Cubs president Theo Epstein told reporters
that the team will have the financial wherewithal to add to the payroll
in the coming years due to its young core of prospects playing at the major league level. The core prospects are on team friendly deals, several years away from arbitration or free agency. Epstein said he never looks
at one off-season and decides that he has to get something done that
year, but he expects to add impact starting pitching from outside the
organization in the next 18 to 24 months.
The latter part of the story is the key element. As media columnists and radio pundits "expect" that the core will ramp it up next year in collective production, they also "expect" the Cubs to pull the trigger and go out and sign two "impact" players, like a Jon Lester (who may cost $140 million or more). But Epstein is foreshadowing the opposite.
He is not going to commit to spending money this off-season. Eighteen months brings the Cubs to the trade deadline in 2016. And the outer limit is spring of 2017. But these goal posts can continue to move, farther away to 2020 (when the old local media deals expire).
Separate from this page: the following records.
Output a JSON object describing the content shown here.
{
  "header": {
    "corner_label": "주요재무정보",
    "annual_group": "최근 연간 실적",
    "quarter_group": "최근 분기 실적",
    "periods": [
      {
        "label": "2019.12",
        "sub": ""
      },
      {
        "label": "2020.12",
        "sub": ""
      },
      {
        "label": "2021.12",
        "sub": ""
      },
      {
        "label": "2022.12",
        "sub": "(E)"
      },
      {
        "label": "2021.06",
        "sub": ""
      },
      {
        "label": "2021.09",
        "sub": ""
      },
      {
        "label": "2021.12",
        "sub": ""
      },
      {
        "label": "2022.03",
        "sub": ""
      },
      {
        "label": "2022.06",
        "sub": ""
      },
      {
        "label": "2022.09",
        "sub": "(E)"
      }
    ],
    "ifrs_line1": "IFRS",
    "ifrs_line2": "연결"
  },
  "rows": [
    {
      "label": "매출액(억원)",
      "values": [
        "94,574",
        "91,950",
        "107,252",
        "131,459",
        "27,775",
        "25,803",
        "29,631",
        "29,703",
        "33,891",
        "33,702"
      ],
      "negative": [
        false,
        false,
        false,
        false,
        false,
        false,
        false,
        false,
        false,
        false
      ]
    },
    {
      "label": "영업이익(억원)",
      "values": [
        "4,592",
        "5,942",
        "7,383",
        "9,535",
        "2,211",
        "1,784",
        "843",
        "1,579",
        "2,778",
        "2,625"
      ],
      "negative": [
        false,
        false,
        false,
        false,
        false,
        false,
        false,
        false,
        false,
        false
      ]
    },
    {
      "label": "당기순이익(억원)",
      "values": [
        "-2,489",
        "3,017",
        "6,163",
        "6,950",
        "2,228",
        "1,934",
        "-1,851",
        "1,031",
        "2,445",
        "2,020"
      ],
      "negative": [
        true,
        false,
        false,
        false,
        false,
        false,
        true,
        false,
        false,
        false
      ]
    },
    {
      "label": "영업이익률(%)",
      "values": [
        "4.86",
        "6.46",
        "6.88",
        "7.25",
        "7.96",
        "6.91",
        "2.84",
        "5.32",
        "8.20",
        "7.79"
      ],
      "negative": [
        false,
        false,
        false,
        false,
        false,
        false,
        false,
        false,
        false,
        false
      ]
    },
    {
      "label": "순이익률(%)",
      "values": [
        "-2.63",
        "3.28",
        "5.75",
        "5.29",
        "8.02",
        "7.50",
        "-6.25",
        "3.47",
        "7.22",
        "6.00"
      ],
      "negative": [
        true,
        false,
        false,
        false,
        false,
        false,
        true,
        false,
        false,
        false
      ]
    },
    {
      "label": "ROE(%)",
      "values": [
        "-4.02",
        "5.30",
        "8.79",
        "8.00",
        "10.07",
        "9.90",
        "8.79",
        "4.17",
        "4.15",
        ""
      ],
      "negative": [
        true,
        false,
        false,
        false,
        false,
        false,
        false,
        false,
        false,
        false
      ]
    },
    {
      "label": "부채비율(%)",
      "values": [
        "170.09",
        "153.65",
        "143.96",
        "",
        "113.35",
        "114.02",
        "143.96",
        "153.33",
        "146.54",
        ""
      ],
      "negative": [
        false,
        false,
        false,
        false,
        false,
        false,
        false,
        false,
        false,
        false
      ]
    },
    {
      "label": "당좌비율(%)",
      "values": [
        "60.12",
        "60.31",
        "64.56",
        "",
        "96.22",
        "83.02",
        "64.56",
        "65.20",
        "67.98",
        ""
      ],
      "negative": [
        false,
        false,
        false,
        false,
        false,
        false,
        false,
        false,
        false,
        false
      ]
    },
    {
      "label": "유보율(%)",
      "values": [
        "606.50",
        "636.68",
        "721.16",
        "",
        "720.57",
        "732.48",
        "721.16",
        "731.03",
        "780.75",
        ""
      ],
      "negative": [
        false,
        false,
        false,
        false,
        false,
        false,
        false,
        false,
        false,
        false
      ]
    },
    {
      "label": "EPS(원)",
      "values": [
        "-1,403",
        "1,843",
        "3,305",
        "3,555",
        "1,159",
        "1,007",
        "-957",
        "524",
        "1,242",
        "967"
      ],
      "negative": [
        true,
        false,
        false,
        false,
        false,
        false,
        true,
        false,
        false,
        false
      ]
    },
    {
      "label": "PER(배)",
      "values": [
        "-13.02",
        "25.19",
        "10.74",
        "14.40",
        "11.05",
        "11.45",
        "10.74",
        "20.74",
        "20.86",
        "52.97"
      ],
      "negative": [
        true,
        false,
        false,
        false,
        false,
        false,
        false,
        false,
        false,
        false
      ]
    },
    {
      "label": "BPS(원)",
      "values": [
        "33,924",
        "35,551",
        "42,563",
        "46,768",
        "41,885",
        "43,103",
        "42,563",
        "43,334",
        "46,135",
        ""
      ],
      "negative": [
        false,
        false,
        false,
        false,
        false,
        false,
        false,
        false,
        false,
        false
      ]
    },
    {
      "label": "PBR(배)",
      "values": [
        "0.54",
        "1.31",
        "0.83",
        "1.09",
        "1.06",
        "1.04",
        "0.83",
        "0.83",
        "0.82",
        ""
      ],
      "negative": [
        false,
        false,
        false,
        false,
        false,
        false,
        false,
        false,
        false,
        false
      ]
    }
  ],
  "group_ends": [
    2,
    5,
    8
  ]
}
So Epstein is quietly signaling that the front office is not convinced (rightly so) that the core will actually perform at a high enough level in the next two years to "justify" spending hundreds of millions of dollars on quality, proven starting pitchers.
The Cubs rebuilding program has this built in Catch-22. The team does want to grow cheap, controllable players through their minor league system. In order to draft the best talent, the major league team needs to lose. Losing does not help sign talent in the free agent market. Once the prospects arrive at Wrigley, there is no guarantee if any or all will become impact major leaguers. If the team's new core does not pan out, then there is no reason for Ricketts to approve spending millions for pitching for a bad club.
Besides, the concept that the "business side" needs to catch up with the "baseball side" is another built-in diversion in case the Cubs rebuilding program falters. Epstein claims there is plenty of money in the future, but any idea that the payroll savings are being banked in the past three years is an illusion. Ricketts has a highly expensive real estate project to build in and around Wrigley. That is the business side priority, not the baseball team. The hundreds of millions to be spent on pitching more likely will be spent on brick and mortar projects.